Though cancer is on the forefront of the mind, it's the LAST thing we want to talk about with every Tom, Dick and Harry. Please take no offence Tom or Harry.

Because I met with my oncologist early, my scheduled appointment in August was canceled. Which meant that I needed to tell Faith she didn't have to take that day off to accompany me. The cat was out of the bag and this burden was now hers too.

It's not my fault cancer came to me, but I have felt guilty on what a weight it has been to my family. I mentioned (vented) on Facebook something that happened to Faith. While out one Saturday an aquintance abruptly asked her, before any pleasantries "How's Ruban's cancer?" Perhaps it sounds as innocent as it it was meant, but it's such a loaded topic and a tiresome one too. Faith was polite, but when when she got home she unloaded on me on how insenstive the guy was, going on about cancer conspriacy's and other sky is falling stupidity.

Someone I think commented on my Facebook vent that they guy was just being nice, he meant well. I don't doubt that. We don't hate the guy or anything, but boy his type of comments were not healing, caring and similar words have never been appreciated.

Faith handled it well and the guy was cluesless to how Faith felt inside, like most unempatheic people do who make such dumb comments. Of course he didn't know that Faith was worried about me, her husband, her daughter's father. He didn't know that my blood work had just come back, that my white blood cell count was LOW. He had no idea that I was being tested for new or spreading cancer. He had no idea that just a day before she was being the strong one comforting me only to go in the next room after to quietly sob to herself.

If I sound a little harsh on the imbicilic comments and delivery that upset my wife well it's a fault I have. It goes like this, upset my wife and/or daughter and Papa Bear comes out. Otherwise Papa Bear will gladly hibernate.  

Last Saturday I had a CT Scan, the last test.

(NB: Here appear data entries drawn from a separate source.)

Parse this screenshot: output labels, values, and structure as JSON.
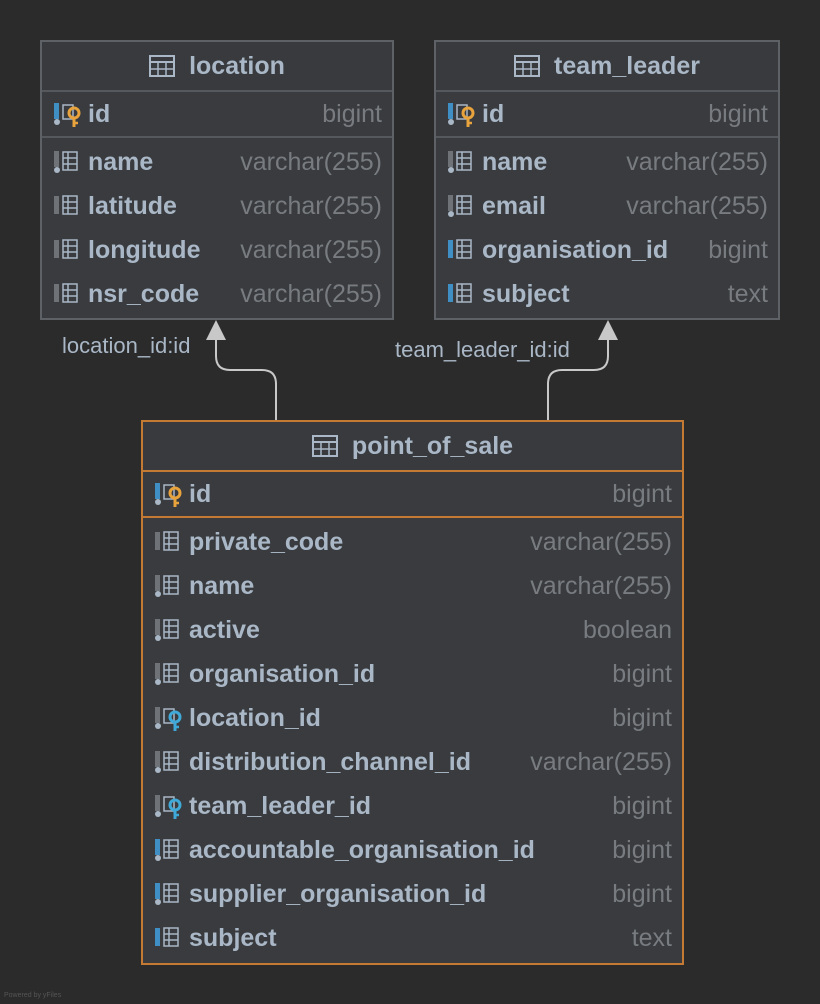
{
  "tables": {
    "location": {
      "title": "location",
      "pk": {
        "name": "id",
        "type": "bigint"
      },
      "columns": [
        {
          "name": "name",
          "type": "varchar(255)"
        },
        {
          "name": "latitude",
          "type": "varchar(255)"
        },
        {
          "name": "longitude",
          "type": "varchar(255)"
        },
        {
          "name": "nsr_code",
          "type": "varchar(255)"
        }
      ]
    },
    "team_leader": {
      "title": "team_leader",
      "pk": {
        "name": "id",
        "type": "bigint"
      },
      "columns": [
        {
          "name": "name",
          "type": "varchar(255)"
        },
        {
          "name": "email",
          "type": "varchar(255)"
        },
        {
          "name": "organisation_id",
          "type": "bigint"
        },
        {
          "name": "subject",
          "type": "text"
        }
      ]
    },
    "point_of_sale": {
      "title": "point_of_sale",
      "pk": {
        "name": "id",
        "type": "bigint"
      },
      "columns": [
        {
          "name": "private_code",
          "type": "varchar(255)"
        },
        {
          "name": "name",
          "type": "varchar(255)"
        },
        {
          "name": "active",
          "type": "boolean"
        },
        {
          "name": "organisation_id",
          "type": "bigint"
        },
        {
          "name": "location_id",
          "type": "bigint"
        },
        {
          "name": "distribution_channel_id",
          "type": "varchar(255)"
        },
        {
          "name": "team_leader_id",
          "type": "bigint"
        },
        {
          "name": "accountable_organisation_id",
          "type": "bigint"
        },
        {
          "name": "supplier_organisation_id",
          "type": "bigint"
        },
        {
          "name": "subject",
          "type": "text"
        }
      ]
    }
  },
  "relations": {
    "location": "location_id:id",
    "team_leader": "team_leader_id:id"
  },
  "footer": "Powered by yFiles",
  "colors": {
    "background": "#2b2b2b",
    "selected_border": "#c47a32",
    "pk_key": "#e8a33d",
    "fk_key": "#3fa9d8",
    "column_blue": "#3f8fc4"
  },
  "icons": {
    "table": "table-icon",
    "primary_key": "primary-key-icon",
    "foreign_key": "foreign-key-icon",
    "column": "column-icon"
  }
}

The night before last I was visiting friends. During the visit my friend's wife was on her iPad when she gasped. She just friend of theirs just passed away from cancer, a wife and mother three. The conversation naturally turned to this woman's life and mine too. Later that night my friend sent me a message hoping they didn't cross a line in our talk about cancer and reaffirmed their care and concern for me and my family. I was fine, they had nothing to worry about, though the email was appreciated nonethess. A sharp contrast to what Faith had to endure.

My heart sunk for this mother. I searched for her blog, found it only to find it too difficult to read. I was shocked to learn that she was diagnosed with cancer the very month and year I was. It felt odd that this woman, though a stranger to me, had passed away and I was still here. Sleep didnt come easy that night.

When I woke up the next day I just spent it all with Myrtle. Bike rides, parks, piggy back rides, reading, horsey back rides, silliness, whatever she wanted.

Finally my oncolgist called, and here's the low down:
no cancer (!)
my hip will always hurt and be a disabilty
low white blood cell count from the radiation therapy called neutropenia, which means my immune system is low
I have CRF, Cancer-related Fatigue, tiredness not rememdied by sleep, this was brought on by the radiation therapy and it can stay for years to indefinatley or be gone by tomorrow.

So of course the good news is to be free of cancer, everything else are just details.

Thank you for reading. Please feel free to talk to us about cancer, or not.